# Ghost image using Digital Rebel in Night and remote mode



## htkchen (Aug 14, 2004)

Image1: 
	

	
	
		
		

		
			






Image 2: 
	

	
	
		
		

		
		
	


	





This is just one of those weird photos that I can't explain and wished I knew how to since I would GREATLY love to fix it (if possible). I set my Digital Rebel on a tripod, put it in night mode and 10-sec remote mode so I could also be in the picture. It was shot in front of a restaurant with relatively low lighting.

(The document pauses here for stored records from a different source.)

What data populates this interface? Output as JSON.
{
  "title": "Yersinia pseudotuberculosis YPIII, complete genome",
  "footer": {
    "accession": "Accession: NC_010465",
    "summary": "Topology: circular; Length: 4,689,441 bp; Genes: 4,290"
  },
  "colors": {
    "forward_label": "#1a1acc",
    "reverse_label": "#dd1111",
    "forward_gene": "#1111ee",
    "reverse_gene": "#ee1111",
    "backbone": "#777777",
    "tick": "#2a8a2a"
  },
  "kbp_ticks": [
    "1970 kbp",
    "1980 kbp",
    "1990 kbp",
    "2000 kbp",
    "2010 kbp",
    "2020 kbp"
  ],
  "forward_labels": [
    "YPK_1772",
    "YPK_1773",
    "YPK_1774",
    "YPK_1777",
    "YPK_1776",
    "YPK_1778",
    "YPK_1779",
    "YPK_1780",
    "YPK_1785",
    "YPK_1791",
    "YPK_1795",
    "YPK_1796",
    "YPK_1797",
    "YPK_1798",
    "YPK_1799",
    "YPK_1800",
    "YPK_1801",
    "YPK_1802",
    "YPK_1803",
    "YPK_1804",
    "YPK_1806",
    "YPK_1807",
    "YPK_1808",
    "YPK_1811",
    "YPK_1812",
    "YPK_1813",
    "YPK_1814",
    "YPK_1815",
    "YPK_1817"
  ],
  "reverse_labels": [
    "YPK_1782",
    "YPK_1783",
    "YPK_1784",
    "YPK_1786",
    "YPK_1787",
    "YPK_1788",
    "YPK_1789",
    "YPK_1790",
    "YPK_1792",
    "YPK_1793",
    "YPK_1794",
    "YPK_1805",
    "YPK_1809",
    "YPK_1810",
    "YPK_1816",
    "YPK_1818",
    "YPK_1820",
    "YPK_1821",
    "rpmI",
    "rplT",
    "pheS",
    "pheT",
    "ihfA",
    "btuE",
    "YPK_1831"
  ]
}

I have NO idea why some of the faces, especially the girl's and mine (far right) were transparent. Is it because I had such a slow exposure (2 secs shutter speed, about f/4.5 aperture for both pics)? We moved a slight bit but not too much. That's my guess. I hope there's a way to fix this in Photoshop, but it seems it's not possible . Any suggestions or explanations would be gladly appreciated.


----------



## StvShoop (Aug 14, 2004)

yeah, they definitely moved.
like this!




for yours, maybe it was hard to tell exactly when the shutter was opened/closed?
10 seconds is a looooong time to stay still for a photo anyway  for the old guy in the middle, there are apparent double-images, where he stayed in one place for a while, then shifted to a different position for a shorter amount of time

if you can't reshoot, there might be a way to fix it. If it's possible at all, it would be very difficult. try making a new layer (several actually, for different areas of the shot) and masking off the color ranges that are opaque. you can dodge+burn the mask a little to add some more definition to the mask. then try underlaying the masked layer with a color layer (color of skin, etc., whatever matches the masked layer above it), apply the mask from the previous layer to the color layer, and dodge the color layer mask significantly more.
that's me talking out of my ass   i really don't know if it would work, and it would be very hard to do

did you use a flash with this? the lighting has a very unusual and cool effect


----------



## htkchen (Aug 14, 2004)

That sounds rather complicated . I followed you up to the 3rd sentence . Oh the 10 seconds was the remote time, like I hit the shutter button, had 10 seconds to get proper pose, and after the 10 secs, the shot fired. But yeah, I think a lot of us just moved our of our place after the flash went off rather than try to stay still for a good 3-4 seconds. It was my fault, I didn't tell them to stay still. It was my novice photo skills talking. Thanks for your help. I'll still give that photoshop tip a try.


----------



## markc (Aug 17, 2004)

A 2-second exposure will definitely give you that ghosting if people move at all. If it needs to be that long, you are better off using flash and a short shutter speed. Using flash with a long shutter speed with give you a sharp image, but you will still get ghosting effects because the shutter is still open.


----------



## ksmattfish (Aug 17, 2004)

htkchen said:
			
		

> love to fix it (if possible). I set my Digital Rebel on a tripod, put it in night mode



"night mode" is going to cause a long exposure.  Either make sure everyone stands still for 4 sec (check your manual) after the flash, or don't use "night mode".


----------